Kurt Bayer war Board Director in der Europäische Bank für Wiederaufbau und Entwicklung (EBRD).
Kurt Bayer war Board Director in der Europäische Bank für Wiederaufbau und Entwicklung (EBRD).

Nun hat der Verfassungsgerichtshof das Hypo-Alpe-Adria Sanierungsgesetz (kurz HaaSanG) aus dem Jahr 2014, mit dem Finanzminister Michael Spindelegger die von Kärnten abgesicherten nachrangigen Gläubiger im Ausmaß von fast 800 Millionen Euro mit einem Federstrich enteignen wollte, dadurch dass er diese Haftungen für nichtig erklärte, als verfassungswidrig aufgehoben. Begründung: Erstens kann ein Bundesgesetz nicht eine Landeshaftung für nichtig erklären, zweitens gilt der Gleichbehandlungsgrundsatz, nach dem eine bestimmte Gläubigergruppe nicht schlechtergestellt werden kann als die anderen. (Zur Vollständigkeit: Auch Bayern war damals von Schuldenstreichung über 800 Millionen Euro betroffen, hatte allerdings keine Kärnten-Garantie, war daher von diesem Urteil nicht betroffen, auch deshalb nicht, weil Finanzminister Hans Jörg Schelling in der Zwischenzeit einen Generalvergleich mit Bayern vorbereitet.)

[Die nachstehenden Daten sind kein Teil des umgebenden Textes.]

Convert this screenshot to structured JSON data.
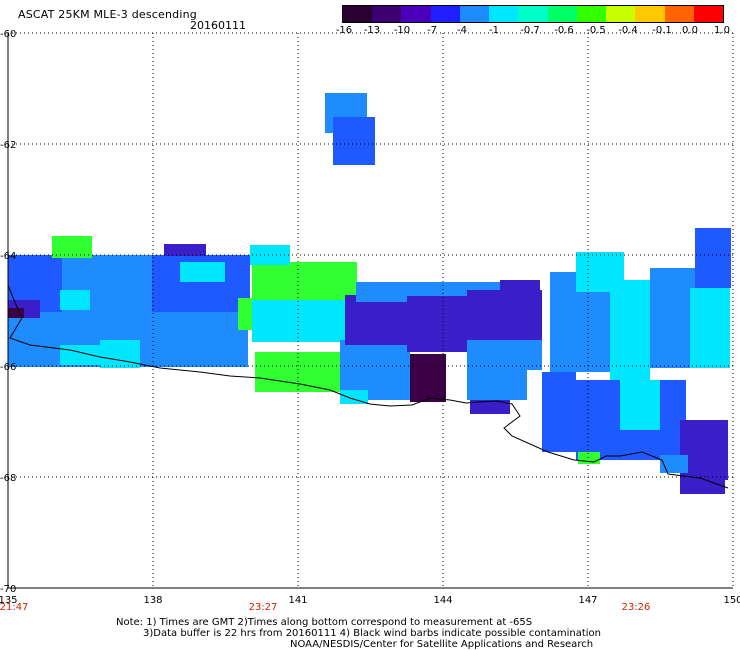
{
  "header": {
    "title": "ASCAT 25KM MLE-3 descending",
    "date": "20160111"
  },
  "colorbar": {
    "labels": [
      "-16",
      "-13",
      "-10",
      "-7",
      "-4",
      "-1",
      "-0.7",
      "-0.6",
      "-0.5",
      "-0.4",
      "-0.1",
      "0.0",
      "1.0"
    ],
    "colors": [
      "#2a0030",
      "#3c0070",
      "#4a00b8",
      "#1e1eff",
      "#1e8cff",
      "#00e6ff",
      "#00ffc8",
      "#00ff64",
      "#32ff00",
      "#c8ff00",
      "#ffc800",
      "#ff6400",
      "#ff0000"
    ]
  },
  "chart_data": {
    "type": "heatmap",
    "xlim": [
      135,
      150
    ],
    "ylim": [
      -70,
      -60
    ],
    "xticks": [
      "135",
      "138",
      "141",
      "144",
      "147",
      "150"
    ],
    "yticks": [
      "-60",
      "-62",
      "-64",
      "-66",
      "-68",
      "-70"
    ],
    "time_labels": [
      "21:47",
      "23:27",
      "23:26"
    ],
    "colors": {
      "blue": "#1e5aff",
      "mid": "#1e8cff",
      "cyan": "#00e6ff",
      "green": "#32ff32",
      "dark": "#3c0046",
      "indigo": "#3a1ec8"
    }
  },
  "notes": {
    "line1": "Note: 1) Times are GMT 2)Times along bottom correspond to measurement at -65S",
    "line2": "3)Data buffer is 22 hrs from 20160111 4) Black wind barbs indicate possible contamination",
    "line3": "NOAA/NESDIS/Center for Satellite Applications and Research"
  }
}
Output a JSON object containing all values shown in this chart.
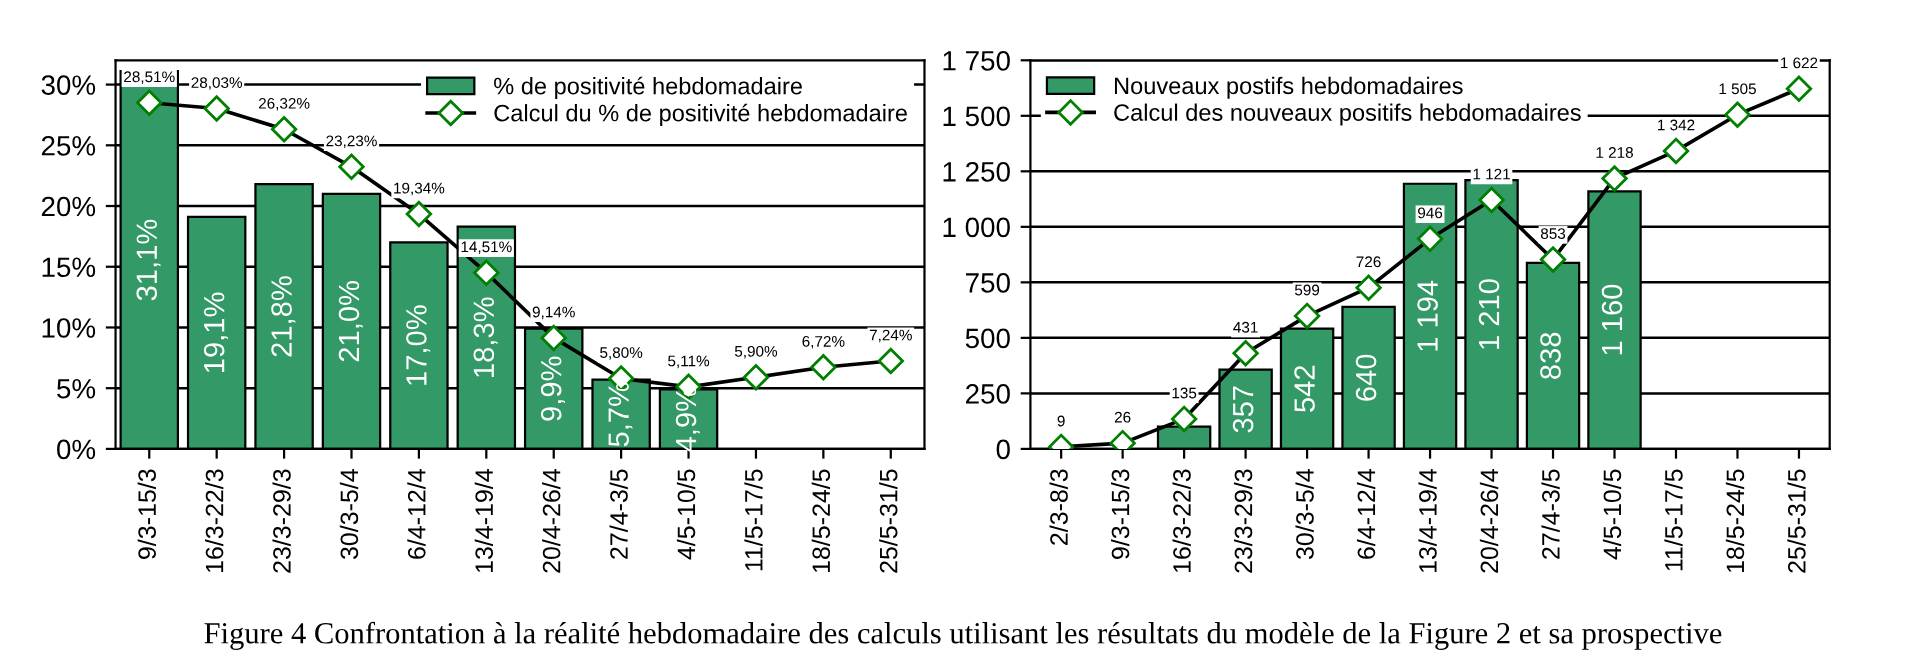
{
  "chart_data": [
    {
      "type": "bar",
      "categories": [
        "9/3-15/3",
        "16/3-22/3",
        "23/3-29/3",
        "30/3-5/4",
        "6/4-12/4",
        "13/4-19/4",
        "20/4-26/4",
        "27/4-3/5",
        "4/5-10/5",
        "11/5-17/5",
        "18/5-24/5",
        "25/5-31/5"
      ],
      "series": [
        {
          "name": "% de positivité hebdomadaire",
          "color": "#339966",
          "values": [
            31.1,
            19.1,
            21.8,
            21.0,
            17.0,
            18.3,
            9.9,
            5.7,
            4.9,
            null,
            null,
            null
          ],
          "value_labels": [
            "31,1%",
            "19,1%",
            "21,8%",
            "21,0%",
            "17,0%",
            "18,3%",
            "9,9%",
            "5,7%",
            "4,9%",
            null,
            null,
            null
          ]
        },
        {
          "name": "Calcul du % de positivité hebdomadaire",
          "type": "line",
          "color": "#000000",
          "marker": "diamond",
          "values": [
            28.51,
            28.03,
            26.32,
            23.23,
            19.34,
            14.51,
            9.14,
            5.8,
            5.11,
            5.9,
            6.72,
            7.24
          ],
          "value_labels": [
            "28,51%",
            "28,03%",
            "26,32%",
            "23,23%",
            "19,34%",
            "14,51%",
            "9,14%",
            "5,80%",
            "5,11%",
            "5,90%",
            "6,72%",
            "7,24%"
          ]
        }
      ],
      "ylim": [
        0,
        32
      ],
      "yticks": [
        {
          "value": 0,
          "label": "0%"
        },
        {
          "value": 5,
          "label": "5%"
        },
        {
          "value": 10,
          "label": "10%"
        },
        {
          "value": 15,
          "label": "15%"
        },
        {
          "value": 20,
          "label": "20%"
        },
        {
          "value": 25,
          "label": "25%"
        },
        {
          "value": 30,
          "label": "30%"
        }
      ],
      "grid": "y",
      "legend": "top right",
      "annotations": [
        "Figure 4 Confrontation à la réalité hebdomadaire des calculs utilisant les résultats du modèle de la Figure 2 et sa prospective"
      ]
    },
    {
      "type": "bar",
      "categories": [
        "2/3-8/3",
        "9/3-15/3",
        "16/3-22/3",
        "23/3-29/3",
        "30/3-5/4",
        "6/4-12/4",
        "13/4-19/4",
        "20/4-26/4",
        "27/4-3/5",
        "4/5-10/5",
        "11/5-17/5",
        "18/5-24/5",
        "25/5-31/5"
      ],
      "series": [
        {
          "name": "Nouveaux postifs hebdomadaires",
          "color": "#339966",
          "values": [
            null,
            null,
            100,
            357,
            542,
            640,
            1194,
            1210,
            838,
            1160,
            null,
            null,
            null
          ],
          "value_labels": [
            null,
            null,
            null,
            "357",
            "542",
            "640",
            "1 194",
            "1 210",
            "838",
            "1 160",
            null,
            null,
            null
          ]
        },
        {
          "name": "Calcul des nouveaux positifs hebdomadaires",
          "type": "line",
          "color": "#000000",
          "marker": "diamond",
          "values": [
            9,
            26,
            135,
            431,
            599,
            726,
            946,
            1121,
            853,
            1218,
            1342,
            1505,
            1622
          ],
          "value_labels": [
            "9",
            "26",
            "135",
            "431",
            "599",
            "726",
            "946",
            "1 121",
            "853",
            "1 218",
            "1 342",
            "1 505",
            "1 622"
          ]
        }
      ],
      "ylim": [
        0,
        1750
      ],
      "yticks": [
        0,
        250,
        500,
        750,
        {
          "value": 1000,
          "label": "1 000"
        },
        {
          "value": 1250,
          "label": "1 250"
        },
        {
          "value": 1500,
          "label": "1 500"
        },
        {
          "value": 1750,
          "label": "1 750"
        }
      ],
      "grid": "y",
      "legend": "top left"
    }
  ]
}
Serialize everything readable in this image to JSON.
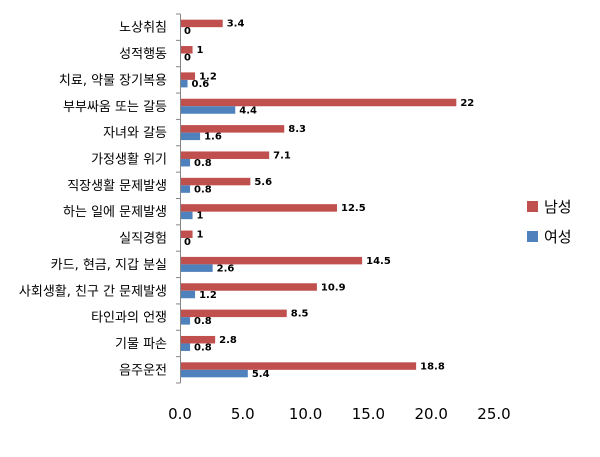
{
  "chart_data": {
    "type": "bar",
    "orientation": "horizontal",
    "categories": [
      "노상취침",
      "성적행동",
      "치료, 약물 장기복용",
      "부부싸움 또는 갈등",
      "자녀와 갈등",
      "가정생활 위기",
      "직장생활 문제발생",
      "하는 일에 문제발생",
      "실직경험",
      "카드, 현금, 지갑 분실",
      "사회생활, 친구 간 문제발생",
      "타인과의 언쟁",
      "기물 파손",
      "음주운전"
    ],
    "series": [
      {
        "name": "남성",
        "color": "#C0504D",
        "values": [
          3.4,
          1,
          1.2,
          22,
          8.3,
          7.1,
          5.6,
          12.5,
          1,
          14.5,
          10.9,
          8.5,
          2.8,
          18.8
        ]
      },
      {
        "name": "여성",
        "color": "#4F81BD",
        "values": [
          0,
          0,
          0.6,
          4.4,
          1.6,
          0.8,
          0.8,
          1,
          0,
          2.6,
          1.2,
          0.8,
          0.8,
          5.4
        ]
      }
    ],
    "xlim": [
      0,
      25
    ],
    "xticks": [
      "0.0",
      "5.0",
      "10.0",
      "15.0",
      "20.0",
      "25.0"
    ],
    "grid": false,
    "legend_position": "right"
  }
}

Erinnern wir uns: Nach jahrelangem Nichthandeln der Finanzminister beiderlei Geschlechts - Josef Pröll, Maria Fekter und Spindelegger - seit dem Rückkauf von der Bayrischen Landesbank 2009 wurde der Ruf nach Beendigung der immer weiteren Zuschüsse für die Kärntner Skandalbank durch die österreichischen Steuerzahler immer lauter. Doch statt ernsthafte Verhandlungen mit den Gläubigern zu beginnen, tappte Spindelegger in die Falle der Nichtauskenner von Bankensanierungen - und erklärte kurzerhand 1,5 Milliarden Euro (von etwa 10 Milliarden Euro garantierten Schulden) für verfallen. Vielleicht musste er ja dem immer stärker werdenden Druck der Wähler nachgeben und endlich etwas tun. Er tat jedenfalls das Falsche, wie Juristen, Ökonomen und Banker ihm schon damals bestätigten, und erwies Österreich, Kärnten und den Steuerzahlern damit einen Bärendienst.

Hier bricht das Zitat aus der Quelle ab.